Can someone please explain me how this is done?
$$\ 2i+\left(\frac{1}{2}-i\right)^2=\left(\frac{1}{2}+i\right)^2$$
How is this done? $2i+((1/2)-i)^2=((1/2)+i)^2$
1
$\begingroup$
calculus
-
0Have you tried multiplying it out? – 2017-01-25
-
0Yes did that, but then I get -(3/4) + i – 2017-01-25
-
0Edit your post to show your calculation...that'll make it easier for people to help.
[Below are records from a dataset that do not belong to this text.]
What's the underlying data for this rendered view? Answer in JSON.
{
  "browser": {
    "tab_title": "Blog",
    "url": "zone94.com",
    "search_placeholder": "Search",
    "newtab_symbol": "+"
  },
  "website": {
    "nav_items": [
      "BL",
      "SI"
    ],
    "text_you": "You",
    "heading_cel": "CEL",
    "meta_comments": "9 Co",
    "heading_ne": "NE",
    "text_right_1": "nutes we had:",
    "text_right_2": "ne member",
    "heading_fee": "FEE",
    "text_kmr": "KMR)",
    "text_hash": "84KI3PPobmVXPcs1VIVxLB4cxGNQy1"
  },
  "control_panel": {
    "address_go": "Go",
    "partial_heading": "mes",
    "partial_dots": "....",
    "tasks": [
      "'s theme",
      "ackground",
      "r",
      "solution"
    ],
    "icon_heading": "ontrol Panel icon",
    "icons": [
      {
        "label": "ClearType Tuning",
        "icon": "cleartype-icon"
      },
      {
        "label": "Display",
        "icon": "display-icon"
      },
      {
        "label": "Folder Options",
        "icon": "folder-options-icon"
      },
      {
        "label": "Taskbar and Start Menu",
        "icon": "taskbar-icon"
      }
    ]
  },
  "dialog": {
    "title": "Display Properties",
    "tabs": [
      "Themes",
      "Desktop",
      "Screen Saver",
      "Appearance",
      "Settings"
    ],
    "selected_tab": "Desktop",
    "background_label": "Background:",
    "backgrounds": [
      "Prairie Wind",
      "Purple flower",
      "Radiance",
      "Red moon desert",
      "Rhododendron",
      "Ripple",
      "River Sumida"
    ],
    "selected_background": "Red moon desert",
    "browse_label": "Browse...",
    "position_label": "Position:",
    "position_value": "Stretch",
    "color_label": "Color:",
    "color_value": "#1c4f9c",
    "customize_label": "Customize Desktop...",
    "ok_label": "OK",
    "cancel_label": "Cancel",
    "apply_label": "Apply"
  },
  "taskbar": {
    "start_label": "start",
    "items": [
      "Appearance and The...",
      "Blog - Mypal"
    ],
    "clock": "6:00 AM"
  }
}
My guess: you are handling the sign on $i^2$ incorrectly. – 2017-01-25
-
0I solved it, haqnatural's suggestion helped me – 2017-01-25
-
0@Complex_Number If so, be sure to accept the answer which helped you best by clicking on the checkbox. – 2017-01-25
3 Answers
4
$$\ 2i+\left(\frac{1}{2}-i\right)^2=2i+\frac{1}{4}-i+i^2=\frac{1}{4}+i+i^2=\left(\frac{1}{2}+i\right)^2$$
No need to use $i^2=-1$.
0
Hint: Note that $${ i }^{ 2 }=-1\\ { \left( a+b \right) }^{ 2 }={ a }^{ 2 }+2ab+{ b }^{ 2 }$$
0
$$2i+(\tfrac12-i)^2=2i+(\tfrac12)^2-2(\tfrac12)(i) +(i)^2$$ $$=2i+\tfrac14-i+(-1)$$ $$=-\tfrac34+i$$ On the other hand, $$(\tfrac12+i)^2=(\tfrac12)^2+2(\tfrac12)(i) +(i)^2$$ $$=\tfrac14+i+(-1)$$ $$=-\tfrac34+i$$ which is the same as the first value.